Occasionally I get in these little bubbles of time when I feel that everythings going to be ok ... that I'm doing ok.
There are several things contributing to this moment. First I'm on the brink of my first weekend in a long time with nothing on, nothing doing, nothing expected. No company. No travel. No tasks waiting to be done. All week I've been desperate to get to Friday afternoon. To begin two absolutely free days. Driving home from work Joe said, "How's about we go up to Collingwood for lunch tomorrow?"
"What an absolutley dreadful idea," I thought. Getting in the car and going somewhere didn't interest me in the least. But I smiled and nodded. It is, after all, his weekend too. After getting the mail Joe said, "You didn't seem all that taken with the idea of going to Collingwood for lunch." I told him that I was kind of hoping that we'd just be at home, maybe go into a movie, but mostly just sit around and be alone, at home. That was very cool with him. "Thanks."
But that's not all.
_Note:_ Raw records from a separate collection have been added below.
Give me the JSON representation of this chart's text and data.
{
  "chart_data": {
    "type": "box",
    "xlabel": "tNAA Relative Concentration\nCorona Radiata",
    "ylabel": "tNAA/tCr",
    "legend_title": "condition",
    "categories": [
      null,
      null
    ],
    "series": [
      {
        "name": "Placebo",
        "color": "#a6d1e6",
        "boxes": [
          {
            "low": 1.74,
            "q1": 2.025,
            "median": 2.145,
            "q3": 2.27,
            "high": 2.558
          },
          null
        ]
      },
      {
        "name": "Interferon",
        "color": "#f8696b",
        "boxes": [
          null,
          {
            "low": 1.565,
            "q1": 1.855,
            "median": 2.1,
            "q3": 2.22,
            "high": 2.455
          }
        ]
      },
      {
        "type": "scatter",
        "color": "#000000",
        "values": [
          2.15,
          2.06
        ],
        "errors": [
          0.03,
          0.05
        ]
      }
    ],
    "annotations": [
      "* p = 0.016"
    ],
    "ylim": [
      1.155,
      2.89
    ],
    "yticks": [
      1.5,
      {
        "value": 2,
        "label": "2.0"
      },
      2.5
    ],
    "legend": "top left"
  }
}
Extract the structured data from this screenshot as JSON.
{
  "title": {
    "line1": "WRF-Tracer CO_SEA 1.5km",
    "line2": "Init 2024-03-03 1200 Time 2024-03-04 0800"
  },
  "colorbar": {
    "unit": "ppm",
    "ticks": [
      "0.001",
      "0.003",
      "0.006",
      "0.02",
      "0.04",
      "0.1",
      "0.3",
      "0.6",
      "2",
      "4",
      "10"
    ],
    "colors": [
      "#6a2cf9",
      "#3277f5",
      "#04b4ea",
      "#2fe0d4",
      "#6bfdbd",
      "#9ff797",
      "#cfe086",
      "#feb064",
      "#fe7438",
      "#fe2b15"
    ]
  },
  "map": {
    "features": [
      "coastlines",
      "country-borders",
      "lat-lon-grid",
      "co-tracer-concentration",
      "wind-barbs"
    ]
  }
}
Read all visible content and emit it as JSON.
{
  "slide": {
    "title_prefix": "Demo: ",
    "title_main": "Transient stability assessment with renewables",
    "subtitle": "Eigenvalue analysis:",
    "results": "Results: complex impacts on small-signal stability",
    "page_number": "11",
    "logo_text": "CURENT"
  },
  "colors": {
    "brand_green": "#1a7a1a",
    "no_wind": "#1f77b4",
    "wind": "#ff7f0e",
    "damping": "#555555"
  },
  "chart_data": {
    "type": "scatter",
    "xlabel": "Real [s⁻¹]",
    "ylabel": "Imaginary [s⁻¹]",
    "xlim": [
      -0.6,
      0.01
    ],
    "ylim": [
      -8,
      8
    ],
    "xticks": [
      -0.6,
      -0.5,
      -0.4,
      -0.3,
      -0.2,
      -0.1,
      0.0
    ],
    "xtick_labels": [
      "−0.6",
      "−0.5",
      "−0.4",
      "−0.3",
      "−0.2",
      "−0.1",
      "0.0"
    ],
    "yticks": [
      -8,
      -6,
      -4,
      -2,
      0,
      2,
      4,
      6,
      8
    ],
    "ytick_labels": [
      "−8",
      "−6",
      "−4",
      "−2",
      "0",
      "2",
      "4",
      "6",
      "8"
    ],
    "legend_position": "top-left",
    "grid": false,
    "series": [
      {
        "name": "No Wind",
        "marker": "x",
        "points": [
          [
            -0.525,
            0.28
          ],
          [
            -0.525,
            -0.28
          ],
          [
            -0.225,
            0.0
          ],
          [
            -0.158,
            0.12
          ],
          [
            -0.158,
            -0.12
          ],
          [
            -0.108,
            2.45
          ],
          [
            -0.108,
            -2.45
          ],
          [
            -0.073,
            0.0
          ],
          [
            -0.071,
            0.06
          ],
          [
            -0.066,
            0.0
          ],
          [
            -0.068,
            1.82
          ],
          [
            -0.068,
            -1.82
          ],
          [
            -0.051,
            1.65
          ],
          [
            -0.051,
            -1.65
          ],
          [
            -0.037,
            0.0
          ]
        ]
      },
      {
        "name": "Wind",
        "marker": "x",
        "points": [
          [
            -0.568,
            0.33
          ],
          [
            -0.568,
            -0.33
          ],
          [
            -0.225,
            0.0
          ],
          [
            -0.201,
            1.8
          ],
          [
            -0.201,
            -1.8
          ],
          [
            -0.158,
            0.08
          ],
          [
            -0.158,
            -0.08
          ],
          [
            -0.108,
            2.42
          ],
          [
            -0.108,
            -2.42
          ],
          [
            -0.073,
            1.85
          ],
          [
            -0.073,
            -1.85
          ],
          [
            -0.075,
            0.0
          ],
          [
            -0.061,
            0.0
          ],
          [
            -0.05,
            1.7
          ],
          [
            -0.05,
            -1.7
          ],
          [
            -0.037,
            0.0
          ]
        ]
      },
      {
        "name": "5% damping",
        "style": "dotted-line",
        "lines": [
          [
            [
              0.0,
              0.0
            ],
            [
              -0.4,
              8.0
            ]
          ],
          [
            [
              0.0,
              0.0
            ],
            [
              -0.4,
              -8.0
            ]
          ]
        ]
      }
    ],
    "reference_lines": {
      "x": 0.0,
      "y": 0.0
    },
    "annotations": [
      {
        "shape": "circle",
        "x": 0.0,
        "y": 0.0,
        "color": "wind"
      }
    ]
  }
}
I'd just finished teaching a four day class. Every summer I teach two summer school classes. The first on dealing with problem behaviour, the second - starting next week - on understanding sexuality and disability. There were some really, really, nice people in the class this summer. There always are. The thing about summer school is I get to spend some time with those attending, unlike lecturing on the road where it's in and out, and every summer I'm so impressed with the depth of kindness and caring in this field.
I had the feeling that many were leaving with new ideas and new inspiration for working with people with disabilities. A couple had alread tried some new ideas and were feeling buzzed about what they were doing again. They looked proud to be getting their certificates at the end of the four days. I felt a warm calm settle inside of me, wrap it's fingers around the fear that knaws at me daily. It was a nice feeling.
Then I got home and got a note from a woman with a disability who had attended a class I taught some while back. She wrote me a few days after that and described herself as, "I'm the shy one from your class." I remembered her immediately. Try as I might during the class, I couldn't get her to come up to the front for a role play, or to answer a question. I could tell she wanted to but I could tell that she was held back by some invisible inner force, and inner voice that told her to 'sit down,' 'be quiet,' 'shut up.'
Her note to me had just been a short thank you note. She had enjoyed the day. She thought I was funny. I was pleased. In the note she asked me for something. I wrote her back and told her that it would take me a couple of days to get what she wanted and that if she didn't have it by Sunday, last, to write and nag me for it. I tend to forget email promises in ways I don't forget telephone promises.
There the note was in my email box. A note reminding me to send her what she needed from me. That note was way better than any thank you. It was a demonstration of assertion. It was a practical result of what I had tried to teach. Self esteem. Discovering a voice and using it. I was tired but I immediately set about finding what she wanted and sending it to her. It was done in about half an hour.
It's all good.
I spend my days, like we all do, working towards a better tomorrow. A brighter future. I spend my energy fighting fights that shouldn't need to be fought. Arguing for things that should be self evident. Frustrated with caring systems that don't seem to care. Yada. Yada. Yada.
But today. It's good.
I'm going to enjoy the good for a couple of days.